TL;DR dev blog

28 Dec 2020

FinTS101: Choosing the tool

The TL;DR

  • I decided to use a parser generator for the project instead of writing my own. So a lot of code writing is saved by defining grammar rules.
  • A decision must be made between CFG and PEG based parsers.
  • The decision today is to use ANTLR for generating the parser.

Getting started: evaluation

OK so how do we bootstrap. that thing?

I came to the conclusion quickly that I wouldn’t want to write the parser myself. Lexing and parsing is such a well-understood process that several techniques and generators are out there to help the typical task of creating a parser based on a provided grammar.

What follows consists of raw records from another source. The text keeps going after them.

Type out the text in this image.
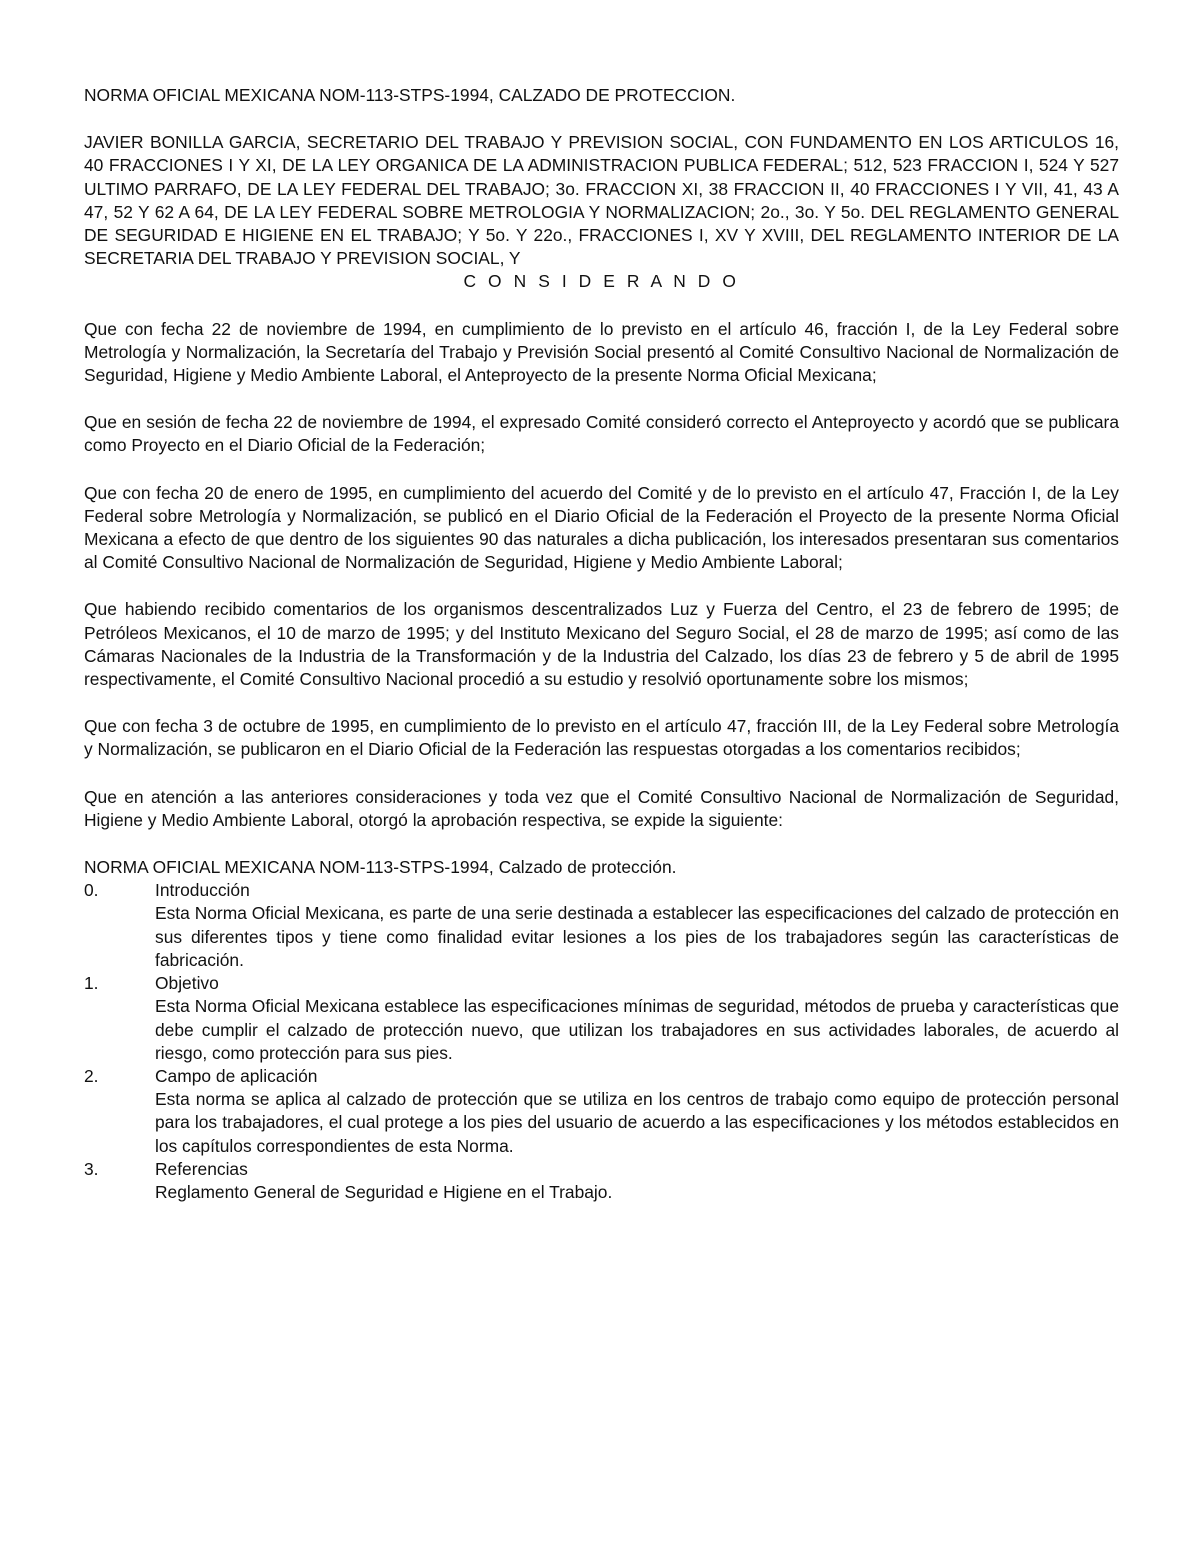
NORMA OFICIAL MEXICANA NOM-113-STPS-1994, CALZADO DE PROTECCION.

JAVIER BONILLA GARCIA, SECRETARIO DEL TRABAJO Y PREVISION SOCIAL, CON FUNDAMENTO EN LOS ARTICULOS 16, 40 FRACCIONES I Y XI, DE LA LEY ORGANICA DE LA ADMINISTRACION PUBLICA FEDERAL; 512, 523 FRACCION I, 524 Y 527 ULTIMO PARRAFO, DE LA LEY FEDERAL DEL TRABAJO; 3o. FRACCION XI, 38 FRACCION II, 40 FRACCIONES I Y VII, 41, 43 A 47, 52 Y 62 A 64, DE LA LEY FEDERAL SOBRE METROLOGIA Y NORMALIZACION; 2o., 3o. Y 5o. DEL REGLAMENTO GENERAL DE SEGURIDAD E HIGIENE EN EL TRABAJO; Y 5o. Y 22o., FRACCIONES I, XV Y XVIII, DEL REGLAMENTO INTERIOR DE LA SECRETARIA DEL TRABAJO Y PREVISION SOCIAL, Y

C O N S I D E R A N D O

Que con fecha 22 de noviembre de 1994, en cumplimiento de lo previsto en el artículo 46, fracción I, de la Ley Federal sobre Metrología y Normalización, la Secretaría del Trabajo y Previsión Social presentó al Comité Consultivo Nacional de Normalización de Seguridad, Higiene y Medio Ambiente Laboral, el Anteproyecto de la presente Norma Oficial Mexicana;

Que en sesión de fecha 22 de noviembre de 1994, el expresado Comité consideró correcto el Anteproyecto y acordó que se publicara como Proyecto en el Diario Oficial de la Federación;

Que con fecha 20 de enero de 1995, en cumplimiento del acuerdo del Comité y de lo previsto en el artículo 47, Fracción I, de la Ley Federal sobre Metrología y Normalización, se publicó en el Diario Oficial de la Federación el Proyecto de la presente Norma Oficial Mexicana a efecto de que dentro de los siguientes 90 das naturales a dicha publicación, los interesados presentaran sus comentarios al Comité Consultivo Nacional de Normalización de Seguridad, Higiene y Medio Ambiente Laboral;

Que habiendo recibido comentarios de los organismos descentralizados Luz y Fuerza del Centro, el 23 de febrero de 1995; de Petróleos Mexicanos, el 10 de marzo de 1995; y del Instituto Mexicano del Seguro Social, el 28 de marzo de 1995; así como de las Cámaras Nacionales de la Industria de la Transformación y de la Industria del Calzado, los días 23 de febrero y 5 de abril de 1995 respectivamente, el Comité Consultivo Nacional procedió a su estudio y resolvió oportunamente sobre los mismos;

Que con fecha 3 de octubre de 1995, en cumplimiento de lo previsto en el artículo 47, fracción III, de la Ley Federal sobre Metrología y Normalización, se publicaron en el Diario Oficial de la Federación las respuestas otorgadas a los comentarios recibidos;

Que en atención a las anteriores consideraciones y toda vez que el Comité Consultivo Nacional de Normalización de Seguridad, Higiene y Medio Ambiente Laboral, otorgó la aprobación respectiva, se expide la siguiente:

NORMA OFICIAL MEXICANA NOM-113-STPS-1994, Calzado de protección.

0.	Introducción
Esta Norma Oficial Mexicana, es parte de una serie destinada a establecer las especificaciones del calzado de protección en sus diferentes tipos y tiene como finalidad evitar lesiones a los pies de los trabajadores según las características de fabricación.
1.	Objetivo
Esta Norma Oficial Mexicana establece las especificaciones mínimas de seguridad, métodos de prueba y características que debe cumplir el calzado de protección nuevo, que utilizan los trabajadores en sus actividades laborales, de acuerdo al riesgo, como protección para sus pies.
2.	Campo de aplicación
Esta norma se aplica al calzado de protección que se utiliza en los centros de trabajo como equipo de protección personal para los trabajadores, el cual protege a los pies del usuario de acuerdo a las especificaciones y los métodos establecidos en los capítulos correspondientes de esta Norma.
3.	Referencias
Reglamento General de Seguridad e Higiene en el Trabajo.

Bonus properties of such are tool are

  • gives me a parse tree out of the box
  • active development, community support (you don’t want to get stuck somewhere without any help available anywhere)
  • multiple target languages (write the grammar once, get code for multiple languages) (could be beneficial to have someting to integrate into the existing C++ code base at work, but it’s quite uncertain if there is any point in that).

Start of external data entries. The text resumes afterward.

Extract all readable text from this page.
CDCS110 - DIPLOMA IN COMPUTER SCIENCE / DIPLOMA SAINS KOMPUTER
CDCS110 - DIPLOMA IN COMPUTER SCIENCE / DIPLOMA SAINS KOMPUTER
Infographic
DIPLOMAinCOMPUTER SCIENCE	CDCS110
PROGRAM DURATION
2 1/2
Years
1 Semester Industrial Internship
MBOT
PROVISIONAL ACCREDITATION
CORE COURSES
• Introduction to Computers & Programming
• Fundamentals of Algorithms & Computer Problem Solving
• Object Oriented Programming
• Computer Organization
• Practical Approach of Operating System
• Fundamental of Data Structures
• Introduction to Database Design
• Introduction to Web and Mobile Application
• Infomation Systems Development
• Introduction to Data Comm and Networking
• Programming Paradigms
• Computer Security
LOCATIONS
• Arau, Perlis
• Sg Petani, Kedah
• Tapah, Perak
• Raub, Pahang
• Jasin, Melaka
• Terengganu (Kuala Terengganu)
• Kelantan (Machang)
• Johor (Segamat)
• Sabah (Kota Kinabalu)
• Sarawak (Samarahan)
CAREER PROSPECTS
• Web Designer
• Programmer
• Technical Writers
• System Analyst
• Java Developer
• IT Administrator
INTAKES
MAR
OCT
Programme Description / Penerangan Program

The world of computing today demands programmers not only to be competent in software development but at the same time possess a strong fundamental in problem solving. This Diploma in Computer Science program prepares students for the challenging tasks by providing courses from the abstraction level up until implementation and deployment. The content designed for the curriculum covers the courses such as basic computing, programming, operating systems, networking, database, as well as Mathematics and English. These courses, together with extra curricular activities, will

A quick search led me to the really useful overview Parsing in JavaScript.

ANTLR

ANTLR, the first candidate of CFG based grammar generators, looked quite promising with apparent maturity, community and JS and C++ among the target languages. I’d have to install Java to generate the parser but mkay. Due to its versatility, it might be reasonable to learn it and use again in other projects.

APG

The second in row, APG, was appealing for its interesting extensions to the BNF grammar, e.g. lookahead for conditional checks. Not sure how to handle it with the LR(*) parser in ANTLR although I guess people do solve with ANTLR similar problems to what I intend to do. The project’s comment about APG being used by telefommunication companies was a plus, I guessed that meant it’s well suited for protocols.

My decision

I felt unclear about the decision regarding CFG vs. PEG parsing, I only heard about the latter recently, incidentally in a conversation with a friend who mentioned the PEGTL C++ library. PEG grammars avoid ambiguity when choosing a grammar rule, I count it as a plus although you read everywhere that the CFG conflicts can be and are coped with. At this point my mind was stuck at any of the candidates that could also target C++ code and I thought I could not really go wrong with something CFG based.

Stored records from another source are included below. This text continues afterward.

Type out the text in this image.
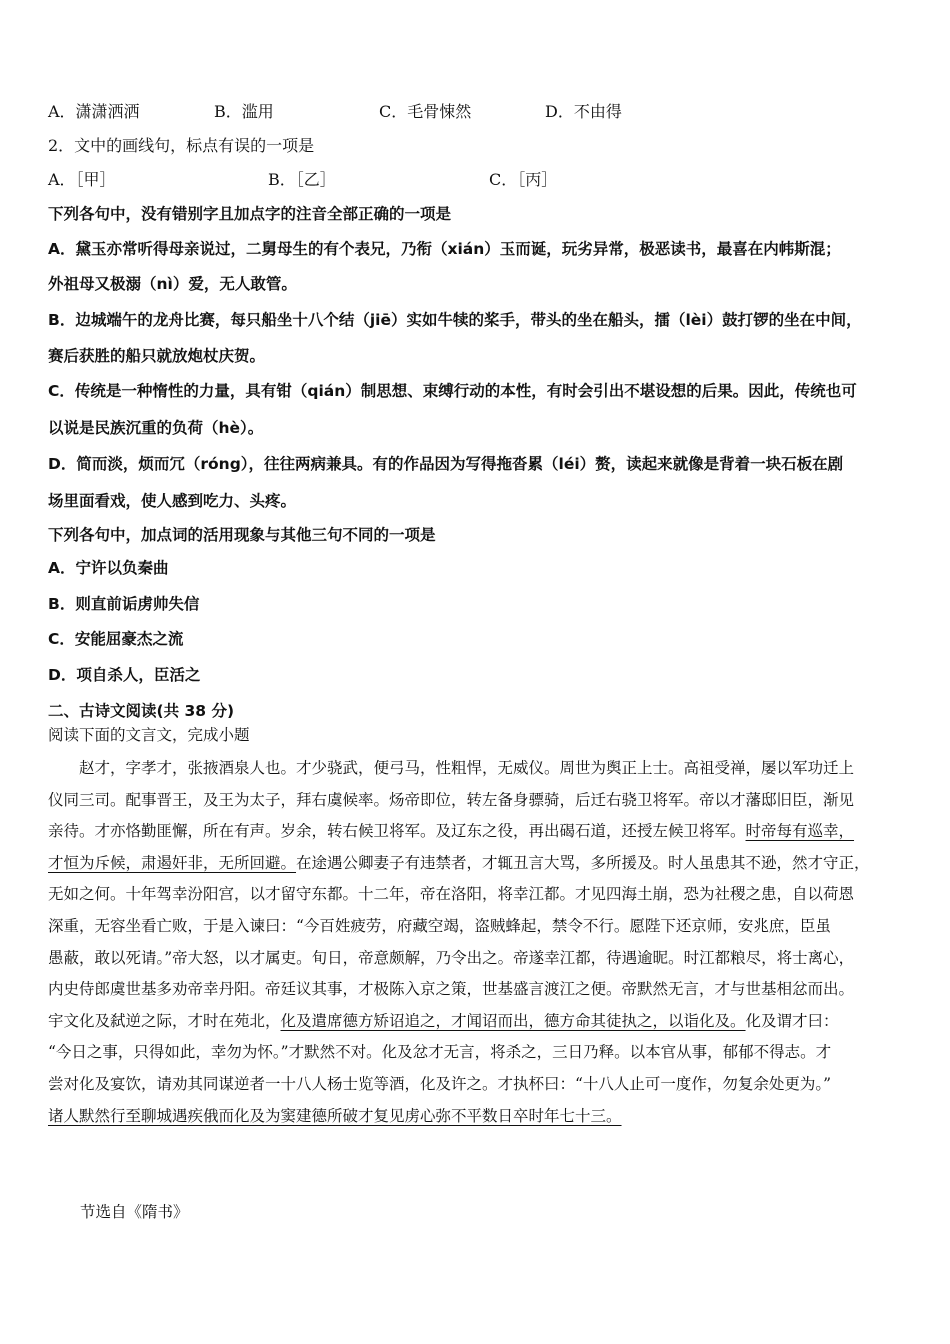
A．潇潇洒洒	B．滥用	C．毛骨悚然	D．不由得
2．文中的画线句，标点有误的一项是
A．［甲］	B．［乙］	C．［丙］
下列各句中，没有错别字且加点字的注音全部正确的一项是
A．黛玉亦常听得母亲说过，二舅母生的有个表兄，乃衔（xián）玉而诞，玩劣异常，极恶读书，最喜在内帏斯混；
外祖母又极溺（nì）爱，无人敢管。
B．边城端午的龙舟比赛，每只船坐十八个结（jiē）实如牛犊的桨手，带头的坐在船头，擂（lèi）鼓打锣的坐在中间，
赛后获胜的船只就放炮杖庆贺。
C．传统是一种惰性的力量，具有钳（qián）制思想、束缚行动的本性，有时会引出不堪设想的后果。因此，传统也可
以说是民族沉重的负荷（hè）。
D．简而淡，烦而冗（róng），往往两病兼具。有的作品因为写得拖沓累（léi）赘，读起来就像是背着一块石板在剧
场里面看戏，使人感到吃力、头疼。
下列各句中，加点词的活用现象与其他三句不同的一项是
A．宁许以负秦曲
B．则直前诟虏帅失信
C．安能屈豪杰之流
D．项自杀人，臣活之
二、古诗文阅读(共 38 分)
阅读下面的文言文，完成小题
赵才，字孝才，张掖酒泉人也。才少骁武，便弓马，性粗悍，无威仪。周世为舆正上士。高祖受禅，屡以军功迁上
仪同三司。配事晋王，及王为太子，拜右虞候率。炀帝即位，转左备身骠骑，后迁右骁卫将军。帝以才藩邸旧臣，渐见
亲待。才亦恪勤匪懈，所在有声。岁余，转右候卫将军。及辽东之役，再出碣石道，还授左候卫将军。时帝每有巡幸，
才恒为斥候，肃遏奸非，无所回避。在途遇公卿妻子有违禁者，才辄丑言大骂，多所援及。时人虽患其不逊，然才守正，
无如之何。十年驾幸汾阳宫，以才留守东都。十二年，帝在洛阳，将幸江都。才见四海土崩，恐为社稷之患，自以荷恩
深重，无容坐看亡败，于是入谏曰：“今百姓疲劳，府藏空竭，盗贼蜂起，禁令不行。愿陛下还京师，安兆庶，臣虽
愚蔽，敢以死请。”帝大怒，以才属吏。旬日，帝意颇解，乃令出之。帝遂幸江都，待遇逾昵。时江都粮尽，将士离心，
内史侍郎虞世基多劝帝幸丹阳。帝廷议其事，才极陈入京之策，世基盛言渡江之便。帝默然无言，才与世基相忿而出。
宇文化及弑逆之际，才时在苑北，化及遣席德方矫诏追之，才闻诏而出，德方命其徒执之，以诣化及。化及谓才曰：
“今日之事，只得如此，幸勿为怀。”才默然不对。化及忿才无言，将杀之，三日乃释。以本官从事，郁郁不得志。才
尝对化及宴饮，请劝其同谋逆者一十八人杨士览等酒，化及许之。才执杯曰：“十八人止可一度作，勿复余处更为。”
诸人默然行至聊城遇疾俄而化及为窦建德所破才复见虏心弥不平数日卒时年七十三。
节选自《隋书》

I won’t go into details of the other candidates, for me it was between APG and ANTLR. Searching the internet for some scenarios revealed that while ANTLR is quite known and used, there were hardly any results for APG, and also the projects at github seem more like a years-old data dump instead of an active project although some PR was merged some time ago. This doesn’t mean it’s not stable but it left kind of a bad taste. That may be typical for a library that is released by a company into the public after the company itself supports the code. The notation for ABNF (extended grammar feature) is after an RFC but I found it a bit less readable than some other candidates.

Finally, I decided to go with.. you guessed it, ANTLR. I felt I spend too much time already evaluating it for what little project I-m about to start.

Good. So next up I’ll write about setting up my project and writing the first lines of code.